Data Catalogue

Sharing (meta)data in the Open

At ODI Leeds, we’re no strangers to working openly (the clue is in the name!). We’ve seen the huge benefits it brings in terms of collaboration, efficiency, and time saved - that’s why we thought it was important to set up a central place where everyone from the Emergent Alliance can share datasets which they are using, or publishing. By putting everything in one place, we make it much easier for us all to be able to find the data we need, see what data everyone else is using, and quickly get metadata surrounding it.

This is a catalogue of metadata. It doesn’t try to be something it’s not. It’s not a datastore, or a data science platform, nor is it intended to replace any existing infrastructure or platforms. Instead, it is very simply a tool to allow us all to share information and metadata around the datasets we are using and publishing. The data itself could be stored anywhere on the web, but by providing the URL in the metadata, it can still be accessed through this site. Perhaps the data isn’t publicly available, or isn’t on the web - that’s fine - you can still add the metadata around it to this site. Even if that’s just a short description of the data, people then know that dataset is available, and who has it, whereas before, they might not have even known it existed.

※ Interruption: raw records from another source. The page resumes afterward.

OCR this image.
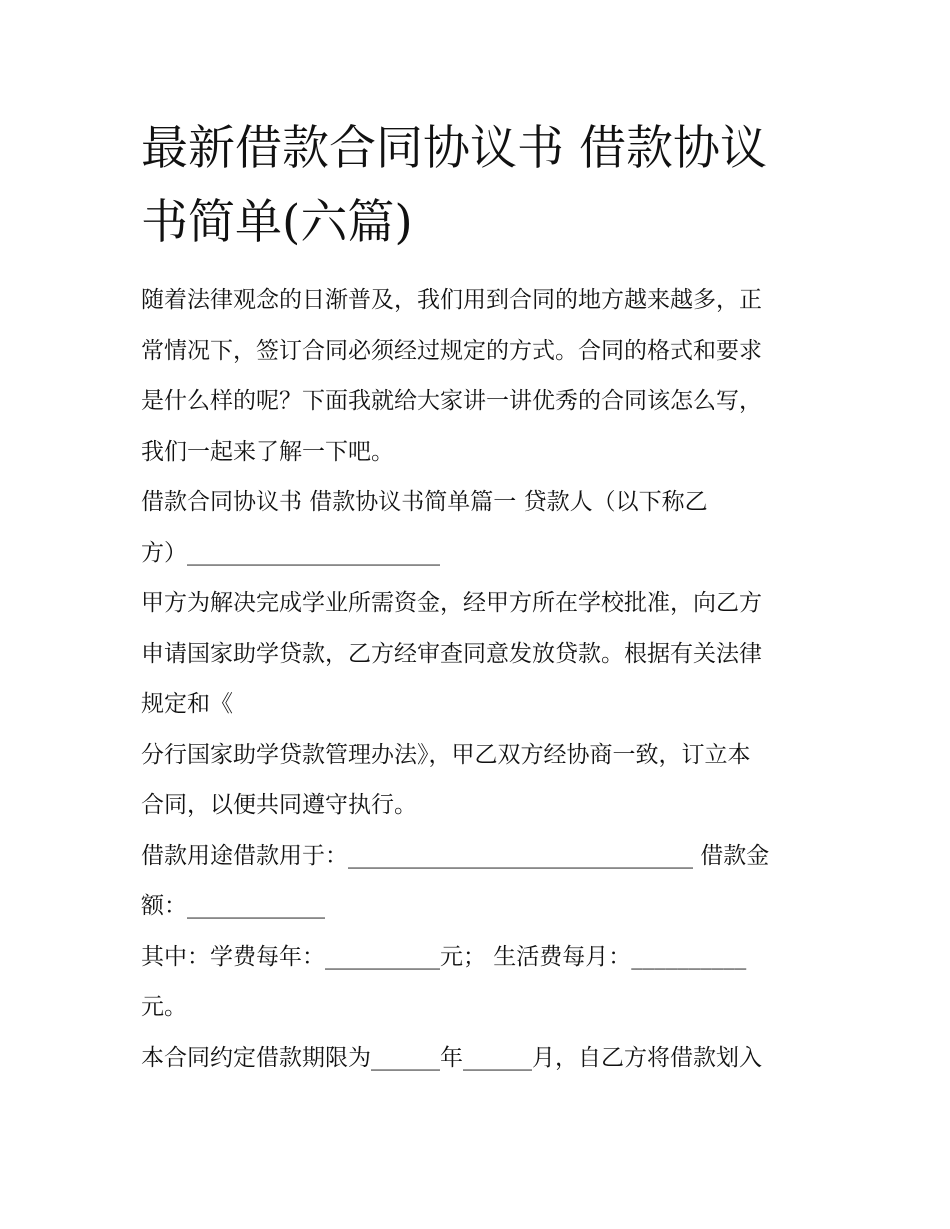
最新借款合同协议书 借款协议
书简单(六篇)

随着法律观念的日渐普及，我们用到合同的地方越来越多，正
常情况下，签订合同必须经过规定的方式。合同的格式和要求
是什么样的呢？下面我就给大家讲一讲优秀的合同该怎么写，
我们一起来了解一下吧。

借款合同协议书 借款协议书简单篇一 贷款人（以下称乙
方）______________________

甲方为解决完成学业所需资金，经甲方所在学校批准，向乙方
申请国家助学贷款，乙方经审查同意发放贷款。根据有关法律
规定和《

分行国家助学贷款管理办法》，甲乙双方经协商一致，订立本
合同，以便共同遵守执行。

借款用途借款用于：______________________________ 借款金
额：____________

其中：学费每年：__________元； 生活费每月：__________
元。

本合同约定借款期限为______年______月，自乙方将借款划入
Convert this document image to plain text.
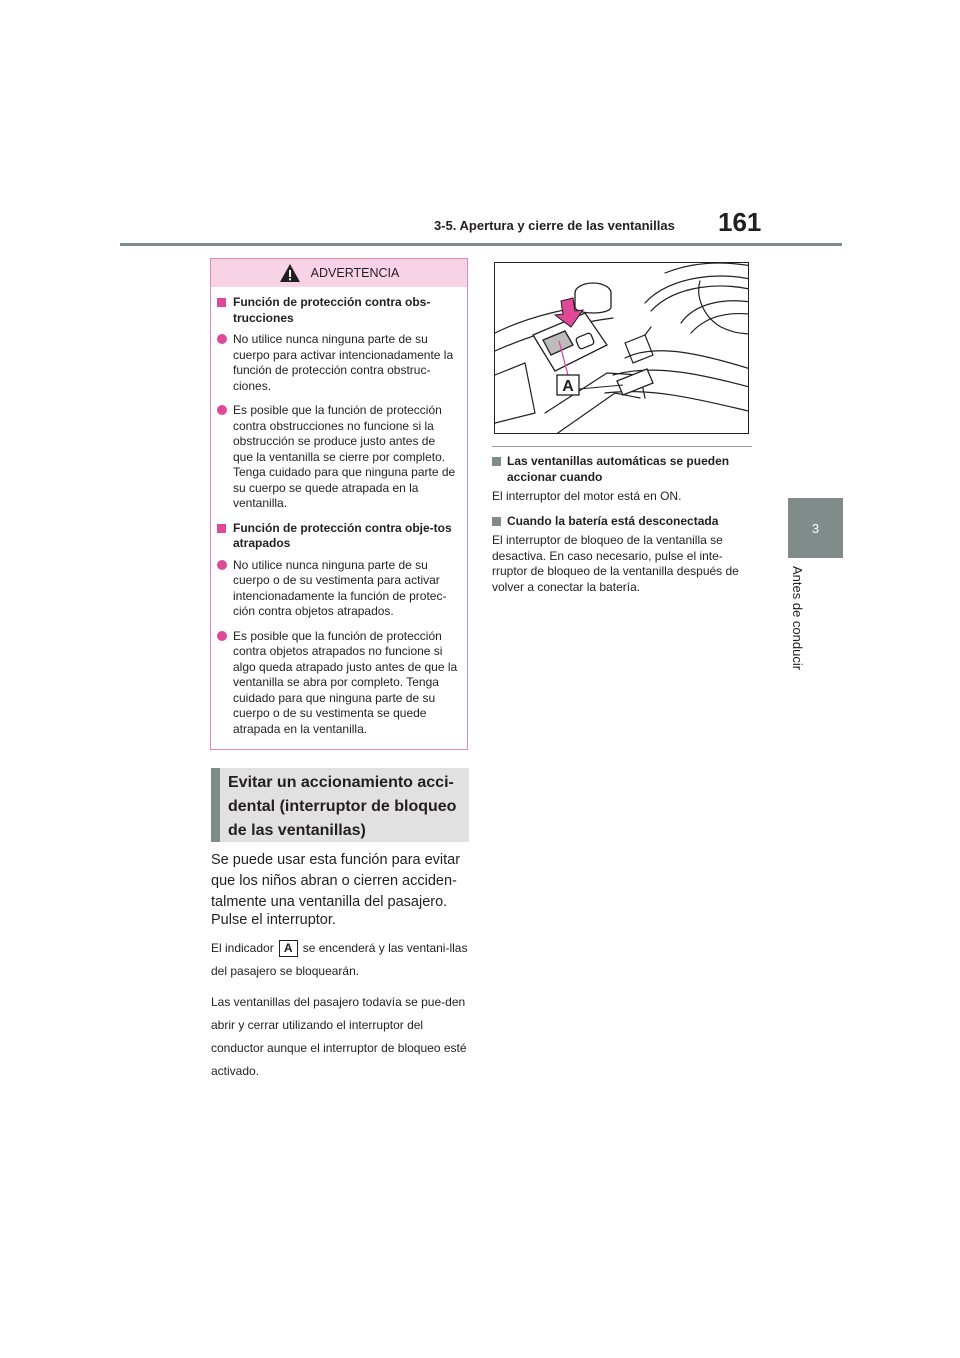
3-5. Apertura y cierre de las ventanillas 161
3
Antes de conducir
ADVERTENCIA
Función de protección contra obs-trucciones
No utilice nunca ninguna parte de su cuerpo para activar intencionadamente la función de protección contra obstruc-ciones.
Es posible que la función de protección contra obstrucciones no funcione si la obstrucción se produce justo antes de que la ventanilla se cierre por completo. Tenga cuidado para que ninguna parte de su cuerpo se quede atrapada en la ventanilla.
Función de protección contra obje-tos atrapados
No utilice nunca ninguna parte de su cuerpo o de su vestimenta para activar intencionadamente la función de protec-ción contra objetos atrapados.
Es posible que la función de protección contra objetos atrapados no funcione si algo queda atrapado justo antes de que la ventanilla se abra por completo. Tenga cuidado para que ninguna parte de su cuerpo o de su vestimenta se quede atrapada en la ventanilla.
Evitar un accionamiento acci-dental (interruptor de bloqueo de las ventanillas)
Se puede usar esta función para evitar que los niños abran o cierren acciden-talmente una ventanilla del pasajero.
Pulse el interruptor.
El indicador A se encenderá y las ventani-llas del pasajero se bloquearán.
Las ventanillas del pasajero todavía se pue-den abrir y cerrar utilizando el interruptor del conductor aunque el interruptor de bloqueo esté activado.
A
Las ventanillas automáticas se pueden accionar cuando
El interruptor del motor está en ON.
Cuando la batería está desconectada
El interruptor de bloqueo de la ventanilla se desactiva. En caso necesario, pulse el inte-rruptor de bloqueo de la ventanilla después de volver a conectar la batería.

I will write a separate technical blog about the infrastructure behind the catalogue, but it’s quite simple. All the details are in our GitHub Repo. It’s essentially just a collection of JSON files stored on the web. We’ve tried to make it as flexible as possible whilst maintaining some structure. The concept is that metadata about datasets will be stored in a series of JSON index files. Each organisation can create their own index, which could be stored anywhere on the web. It could even be an API endpoint rather than a static JSON file (as long as the schema matches). This means whoever created the index maintains full control over it, and can add, update, and remove datasets freely, without needing permission. Once an organisation creates an index, they simply need to add the URL to our master index file. This is the only part of the process which requires any intervention on our part, and it only needs to be done once.

A sample piece of metadata

Maybe you have one or two datasets which you think are worthy of sharing, but creating an index is too much hassle. That’s fine too. There’s a form on this site which allows you to add a dataset to a special ‘public’ index we have created specifically for this purpose. You can even use that form to generate a JSON object for a dataset to copy and paste into your own index.

The 'add data' form

It’s hard to understate the benefits that something as simple as this brings, but it only works if we all get involved, so please - start adding data. If you need help or have feedback, use the Emergent Microsoft Teams channel, or open an issue on GitHub. I don’t know exactly what this should look like - it’s not a finished product, and probably never will be. If something can be improved, it should be, so feel free to give us feedback, ideas, and suggestions. As the Alliance expands, it becomes more and more important to have a collaborative, open platform to share data. We all have data, and we all need data. Why make it harder to find?